Le 1er janvier 2016, Mein Kampf tombera dans le domaine public. Mais une question se pose, doit-on publier sans censure le livre ? Son traducteur, lui, est catégorique.

Après des années de censure, le manifeste d’ Adolph Hitler va tomber dans le domaine publique le 1er janvier 2016. Mais doit-on publier Mein Kampf? Ce livre qui symbolise les heures les plus sombres de l’Europe peut-il inciter à la haine ? Pour son traducteur français, Olivier Mannoni, qui a travaillé sur le livre durant deux ans annonce sur Europe 1 qu’il est « urgent de l’analyser, de comprendre comment il fonctionne ». Pour lui, « ce texte a des conséquences intellectuelles qui continuent à exister aujourd’hui ». Pour ceux qui doutent de la sincérité du traducteur employé par les éditions Fayard, il n’y a aucun argent à y gagner, la totalité des bénéfices seront reverser à une association.

Publier Mein Kampf avec des explications

« Le complotisme, des idées comme l’invasion bactérienne, la crainte de la contamination par l’étranger et par l’autre », les différents thèmes encore d’actualité du manifeste Mein Kampf dévoilé par le traducteur sont nombreux. Pour lui, son travail se concentre sur « une réflexion sur la nature du langage, qui a eu des conséquences dramatiques. C’est parce qu’un texte aussi violent a été publié qu’on a eu cette idéologie. C’est un document sur la manipulation du langage ». Pour le traducteur, offrir une traduction correcte de Mein Kampf est essentielle pour les historiens et ceux qui cherchent à comprendre l’horreur véhiculé par les idéologies proche du nazisme.

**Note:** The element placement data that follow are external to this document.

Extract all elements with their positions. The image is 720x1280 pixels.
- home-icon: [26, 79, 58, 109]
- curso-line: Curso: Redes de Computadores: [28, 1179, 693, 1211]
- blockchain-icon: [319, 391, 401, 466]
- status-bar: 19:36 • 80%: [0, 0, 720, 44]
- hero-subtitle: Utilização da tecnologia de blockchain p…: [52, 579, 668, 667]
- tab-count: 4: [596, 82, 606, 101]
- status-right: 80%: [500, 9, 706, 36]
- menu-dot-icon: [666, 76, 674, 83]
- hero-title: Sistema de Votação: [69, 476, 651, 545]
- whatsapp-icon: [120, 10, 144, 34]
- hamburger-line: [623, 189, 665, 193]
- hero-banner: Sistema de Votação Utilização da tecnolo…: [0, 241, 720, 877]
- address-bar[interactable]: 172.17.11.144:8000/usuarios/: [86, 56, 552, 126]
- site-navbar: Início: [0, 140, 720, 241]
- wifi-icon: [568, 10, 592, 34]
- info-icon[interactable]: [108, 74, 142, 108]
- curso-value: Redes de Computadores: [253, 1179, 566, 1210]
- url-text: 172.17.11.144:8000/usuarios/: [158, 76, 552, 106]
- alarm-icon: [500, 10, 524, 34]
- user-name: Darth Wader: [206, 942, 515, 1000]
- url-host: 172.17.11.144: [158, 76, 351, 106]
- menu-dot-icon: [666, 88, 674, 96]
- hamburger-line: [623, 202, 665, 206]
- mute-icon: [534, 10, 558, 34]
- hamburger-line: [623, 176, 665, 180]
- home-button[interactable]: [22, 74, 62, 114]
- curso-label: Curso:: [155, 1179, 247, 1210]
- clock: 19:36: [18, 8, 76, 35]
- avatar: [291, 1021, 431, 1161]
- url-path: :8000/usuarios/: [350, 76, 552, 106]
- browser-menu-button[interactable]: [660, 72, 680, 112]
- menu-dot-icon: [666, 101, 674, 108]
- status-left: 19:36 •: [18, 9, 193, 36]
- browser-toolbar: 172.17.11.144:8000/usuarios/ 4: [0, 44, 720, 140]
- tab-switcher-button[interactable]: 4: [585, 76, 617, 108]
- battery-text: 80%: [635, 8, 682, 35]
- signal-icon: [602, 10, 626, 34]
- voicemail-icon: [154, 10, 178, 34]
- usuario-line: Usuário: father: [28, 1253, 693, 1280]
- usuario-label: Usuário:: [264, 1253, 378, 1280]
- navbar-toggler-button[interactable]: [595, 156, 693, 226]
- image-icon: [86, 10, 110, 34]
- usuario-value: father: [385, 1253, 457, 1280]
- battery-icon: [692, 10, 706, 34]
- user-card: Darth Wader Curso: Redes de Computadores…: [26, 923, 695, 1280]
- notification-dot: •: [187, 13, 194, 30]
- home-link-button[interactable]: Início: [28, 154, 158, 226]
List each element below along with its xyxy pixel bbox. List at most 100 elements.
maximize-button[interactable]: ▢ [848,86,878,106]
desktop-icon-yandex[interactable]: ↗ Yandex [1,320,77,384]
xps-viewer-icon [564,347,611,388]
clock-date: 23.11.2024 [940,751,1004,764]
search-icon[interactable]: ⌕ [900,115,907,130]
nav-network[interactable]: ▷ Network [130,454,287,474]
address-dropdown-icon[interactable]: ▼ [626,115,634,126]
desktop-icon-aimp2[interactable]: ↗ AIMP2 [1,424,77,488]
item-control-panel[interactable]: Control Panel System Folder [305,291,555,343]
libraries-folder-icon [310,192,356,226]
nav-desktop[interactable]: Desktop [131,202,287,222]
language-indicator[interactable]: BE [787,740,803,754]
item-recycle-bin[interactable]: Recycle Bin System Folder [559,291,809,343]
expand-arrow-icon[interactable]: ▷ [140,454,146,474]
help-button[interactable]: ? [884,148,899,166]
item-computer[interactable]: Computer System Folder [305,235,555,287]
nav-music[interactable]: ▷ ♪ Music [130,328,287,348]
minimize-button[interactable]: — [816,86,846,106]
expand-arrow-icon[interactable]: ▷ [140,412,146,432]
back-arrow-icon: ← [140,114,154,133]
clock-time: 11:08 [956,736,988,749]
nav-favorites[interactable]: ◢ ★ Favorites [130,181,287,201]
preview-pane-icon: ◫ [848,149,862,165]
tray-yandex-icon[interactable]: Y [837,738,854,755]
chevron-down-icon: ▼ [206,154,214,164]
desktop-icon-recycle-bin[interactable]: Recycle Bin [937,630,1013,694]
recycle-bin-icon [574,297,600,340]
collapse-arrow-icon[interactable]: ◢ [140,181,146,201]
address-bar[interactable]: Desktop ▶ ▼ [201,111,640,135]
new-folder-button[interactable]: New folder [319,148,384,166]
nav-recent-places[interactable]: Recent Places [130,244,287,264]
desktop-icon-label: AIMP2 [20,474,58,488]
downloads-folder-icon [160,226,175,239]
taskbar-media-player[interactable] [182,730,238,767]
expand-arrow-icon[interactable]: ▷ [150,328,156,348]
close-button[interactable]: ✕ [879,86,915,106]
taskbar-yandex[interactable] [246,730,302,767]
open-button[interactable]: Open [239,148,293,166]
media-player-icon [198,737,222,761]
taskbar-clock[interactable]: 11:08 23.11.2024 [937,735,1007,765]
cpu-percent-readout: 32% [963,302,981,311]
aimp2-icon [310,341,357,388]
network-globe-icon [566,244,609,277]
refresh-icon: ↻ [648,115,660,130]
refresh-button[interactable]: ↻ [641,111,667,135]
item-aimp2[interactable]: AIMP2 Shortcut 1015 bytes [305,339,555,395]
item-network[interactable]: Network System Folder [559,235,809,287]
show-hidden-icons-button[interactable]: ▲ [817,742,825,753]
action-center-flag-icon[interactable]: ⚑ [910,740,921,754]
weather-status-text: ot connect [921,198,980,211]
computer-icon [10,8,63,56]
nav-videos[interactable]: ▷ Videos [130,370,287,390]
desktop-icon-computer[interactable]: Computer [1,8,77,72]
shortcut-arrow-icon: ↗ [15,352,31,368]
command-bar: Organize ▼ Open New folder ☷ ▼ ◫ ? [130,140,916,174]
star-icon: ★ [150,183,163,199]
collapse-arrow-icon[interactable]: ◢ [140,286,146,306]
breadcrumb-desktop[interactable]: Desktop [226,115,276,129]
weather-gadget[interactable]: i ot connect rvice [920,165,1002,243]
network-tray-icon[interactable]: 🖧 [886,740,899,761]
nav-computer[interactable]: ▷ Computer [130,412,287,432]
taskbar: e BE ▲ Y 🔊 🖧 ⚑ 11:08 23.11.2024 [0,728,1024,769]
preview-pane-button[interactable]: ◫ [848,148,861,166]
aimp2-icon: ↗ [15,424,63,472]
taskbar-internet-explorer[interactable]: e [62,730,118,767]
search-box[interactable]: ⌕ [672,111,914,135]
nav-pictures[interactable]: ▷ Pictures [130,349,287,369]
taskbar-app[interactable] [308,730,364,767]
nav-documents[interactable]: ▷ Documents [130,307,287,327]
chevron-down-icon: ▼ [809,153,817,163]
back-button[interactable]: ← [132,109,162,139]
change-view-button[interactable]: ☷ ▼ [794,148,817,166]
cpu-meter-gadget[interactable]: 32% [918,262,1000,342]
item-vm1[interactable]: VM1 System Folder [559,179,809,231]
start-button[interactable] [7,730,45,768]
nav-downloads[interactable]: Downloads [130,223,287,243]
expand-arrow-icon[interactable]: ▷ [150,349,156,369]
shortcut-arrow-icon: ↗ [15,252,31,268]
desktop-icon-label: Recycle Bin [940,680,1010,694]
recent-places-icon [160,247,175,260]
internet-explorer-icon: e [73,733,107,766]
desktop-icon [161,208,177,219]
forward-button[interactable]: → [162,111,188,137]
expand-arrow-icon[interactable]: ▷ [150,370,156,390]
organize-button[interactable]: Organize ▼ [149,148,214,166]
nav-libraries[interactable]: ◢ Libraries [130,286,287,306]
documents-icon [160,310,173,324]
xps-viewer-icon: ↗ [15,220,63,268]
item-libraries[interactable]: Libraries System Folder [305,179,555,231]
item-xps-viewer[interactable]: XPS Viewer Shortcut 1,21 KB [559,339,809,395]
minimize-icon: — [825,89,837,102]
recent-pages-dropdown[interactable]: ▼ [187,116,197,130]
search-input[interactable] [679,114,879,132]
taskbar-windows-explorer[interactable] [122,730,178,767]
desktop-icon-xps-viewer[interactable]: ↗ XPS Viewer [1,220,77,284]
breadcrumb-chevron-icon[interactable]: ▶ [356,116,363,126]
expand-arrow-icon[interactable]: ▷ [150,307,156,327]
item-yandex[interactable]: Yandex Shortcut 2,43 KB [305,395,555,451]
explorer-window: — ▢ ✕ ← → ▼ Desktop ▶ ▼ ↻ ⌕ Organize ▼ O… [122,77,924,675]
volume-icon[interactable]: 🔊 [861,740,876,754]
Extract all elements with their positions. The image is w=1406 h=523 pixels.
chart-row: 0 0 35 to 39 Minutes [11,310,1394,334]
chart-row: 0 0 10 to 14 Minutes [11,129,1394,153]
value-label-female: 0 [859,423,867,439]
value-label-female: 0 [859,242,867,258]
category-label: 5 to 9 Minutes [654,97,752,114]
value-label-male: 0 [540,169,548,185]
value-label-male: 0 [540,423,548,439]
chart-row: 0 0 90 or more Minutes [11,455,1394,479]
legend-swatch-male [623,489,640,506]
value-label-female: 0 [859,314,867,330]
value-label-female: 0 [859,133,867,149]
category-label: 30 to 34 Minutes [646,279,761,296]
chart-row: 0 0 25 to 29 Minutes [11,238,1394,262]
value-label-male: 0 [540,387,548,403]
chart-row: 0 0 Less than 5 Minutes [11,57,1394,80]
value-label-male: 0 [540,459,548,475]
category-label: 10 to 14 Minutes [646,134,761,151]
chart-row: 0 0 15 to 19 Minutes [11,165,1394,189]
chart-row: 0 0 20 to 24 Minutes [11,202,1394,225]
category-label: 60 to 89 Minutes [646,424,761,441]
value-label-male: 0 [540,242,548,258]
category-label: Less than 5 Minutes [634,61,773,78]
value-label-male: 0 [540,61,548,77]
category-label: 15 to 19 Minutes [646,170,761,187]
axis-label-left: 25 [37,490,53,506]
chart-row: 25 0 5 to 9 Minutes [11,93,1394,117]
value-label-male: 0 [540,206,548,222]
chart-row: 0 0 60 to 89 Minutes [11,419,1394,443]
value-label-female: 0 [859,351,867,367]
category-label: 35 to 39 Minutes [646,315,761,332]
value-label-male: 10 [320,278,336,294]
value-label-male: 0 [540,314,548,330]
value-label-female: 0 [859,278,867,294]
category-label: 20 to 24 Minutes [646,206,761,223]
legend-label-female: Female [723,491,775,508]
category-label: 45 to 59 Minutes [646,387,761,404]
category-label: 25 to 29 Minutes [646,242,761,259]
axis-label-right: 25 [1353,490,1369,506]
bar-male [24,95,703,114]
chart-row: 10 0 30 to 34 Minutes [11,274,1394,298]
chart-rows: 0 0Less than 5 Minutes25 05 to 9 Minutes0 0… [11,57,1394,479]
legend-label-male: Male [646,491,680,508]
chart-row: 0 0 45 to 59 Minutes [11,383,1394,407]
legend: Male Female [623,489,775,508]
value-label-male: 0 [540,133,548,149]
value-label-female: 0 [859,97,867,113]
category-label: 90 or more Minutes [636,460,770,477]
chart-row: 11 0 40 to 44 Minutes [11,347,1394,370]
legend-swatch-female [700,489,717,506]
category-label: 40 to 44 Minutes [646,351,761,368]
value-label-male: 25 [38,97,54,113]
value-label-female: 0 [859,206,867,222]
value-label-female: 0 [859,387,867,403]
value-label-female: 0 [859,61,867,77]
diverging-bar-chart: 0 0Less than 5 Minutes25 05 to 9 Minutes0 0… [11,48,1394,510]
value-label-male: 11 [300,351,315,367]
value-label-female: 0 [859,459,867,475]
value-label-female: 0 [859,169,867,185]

Une oeuvre « intellectuellement insupportable »

Malgré tout, au micro d’Europe 1, Olivier Mannoni explique qu’ « il m’est arrivé de fermer le livre pendant un mois tellement je n’en pouvais plus, tellement c’était insupportable ». Si celui-ci avoue même avoir pleuré devant le texte de Mein Kampf et notamment sur le passage de la médecine nazie pratiquée sur les déportés. Même s’il appelle à sa publication sans censure, l’homme explique cependant qu’une telle lecture est « intellectuellement insupportable », déviante et perverse. Un beau cocktail qui fait réfléchir.